Royal HaskoningDHV, a Netherlands-based engineering company, is reviewing its involvement in designing a sewage treatment plant in East Jerusalem after the Dutch government discouraged the firm from aiding Israeli settlements.
Yesterday, the Israeli newspaper Haaretz reported the participation of Royal HaskoningDHV in a wastewater project for the Israeli-controlled Jerusalem municipality which includes the construction of a sewage treatment plant in occupied East Jerusalem. According to the paper, the Dutch government has asked Royal HaskoningDHV to rethink its participation.
A spokesperson from the Dutch foreign ministry confirmed in an email to me that the request had been made. The spokesperson stated:
The Dutch government discourages investments by Dutch companies in or servicing the settlements in the West Bank, and it does not provide assistance to Dutch companies that want to engage in settlement activities. This is not a new policy. The settlements are illegal according to international law.
In this context, we informed Royal HaskoningDHV of the obligation the Dutch government has set itself to actively inform businesses. It is not prohibited for Dutch companies to engage in such economic relationships. The responsibility rests with the companies themselves.
The Dutch government’s initiative follows the advice of the Netherlands Advisory Council on International Affairs (AIV), a well-respected independent body which advises the government and parliament on foreign policy. In a report published in March, the AIV urged the authorities to “actively discourage Dutch and European companies from doing business with Israeli companies in the settlements.”
“Highest regard for integrity”
Asked for a comment, Royal HaskoningDHV spokesperson Peter Vlugt confirmed that the company is considering the future of the project. Vlugt stated:
Royal HaskoningDHV is involved in the preliminary design of a municipal wastewater treatment plant in East Jerusalem. We carry out our work with the highest regard for integrity and always follow (inter)national laws and regulations.
The Dutch ministry of foreign affairs has informed us of possible aspects relating to international law that may influence the project.
At this moment we are reviewing with all parties involved the consequences of the situation and the influence this may have on the progress of the project with all parties involved. We will not proceed with the next steps in the project until the situation has been clarified.

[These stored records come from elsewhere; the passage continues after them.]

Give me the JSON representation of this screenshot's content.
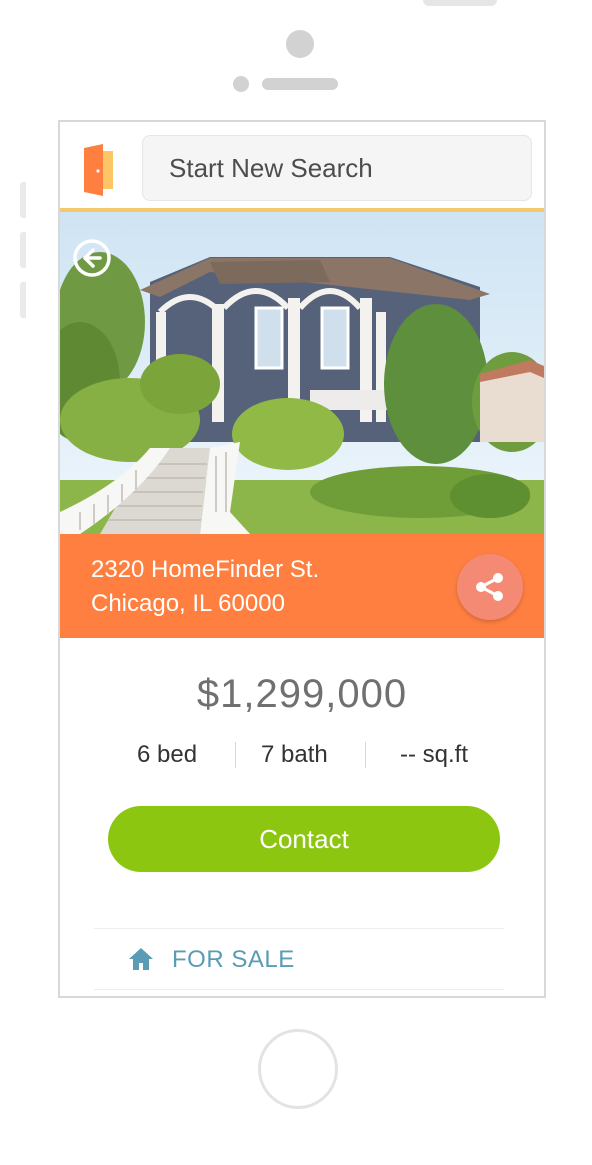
{
  "header": {
    "search_placeholder": "Start New Search"
  },
  "listing": {
    "address_line1": "2320 HomeFinder St.",
    "address_line2": "Chicago, IL 60000",
    "price": "$1,299,000",
    "beds": "6 bed",
    "baths": "7 bath",
    "sqft": "-- sq.ft",
    "contact_label": "Contact",
    "status": "FOR SALE"
  },
  "icons": {
    "logo": "door-logo-icon",
    "back": "back-arrow-icon",
    "share": "share-icon",
    "status": "home-icon"
  },
  "colors": {
    "accent_orange": "#ff7f41",
    "header_underline": "#f5c96b",
    "contact_green": "#8cc611",
    "status_blue": "#5a9bb5",
    "share_circle": "#f48a73"
  }
}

Royal HaskoningDHV also expressed its commitment to the principles and standards contained in the UN Global Compact and the 2012 corporate responsibility report of the Organization for Economic Cooperation and Development. The UN Global Compact is a set of principles regarding business conduct. The first two principles state that businesses should support and respect the protection of human rights and should make sure that they are not complicit in human rights abuses.
Israeli settlements in the West Bank and the annexation of East Jerusalem are illegal under international law. The Netherlands’ national public prosecutor’s office has made it clear that international law prohibits Israel’s transfer of parts of its civilian population into the West Bank (including East Jerusalem), and the unlawful destruction and appropriation of Palestinian property. Individual involvement in these violations is a crime, according to the Dutch International Crimes Act.
Royal HaskoningDHV’s commitment to integrity is not compatible with providing services that strengthen Israel’s grip on occupied East Jerusalem. If Royal HaskoningDHV continues its involvement in the wastewater treatment plan, it risks losing public contracts.
Richard Falk, a UN special rapporteur on Palestine, has urged states to implement the new “UN guiding principles on business and human rights” in his latest report to the UN General Assembly. These principles suggest that state authorities consider “denying or withdrawing existing public support or services” to companies that fail to address their involvement in cases that involve serious human rights abuses.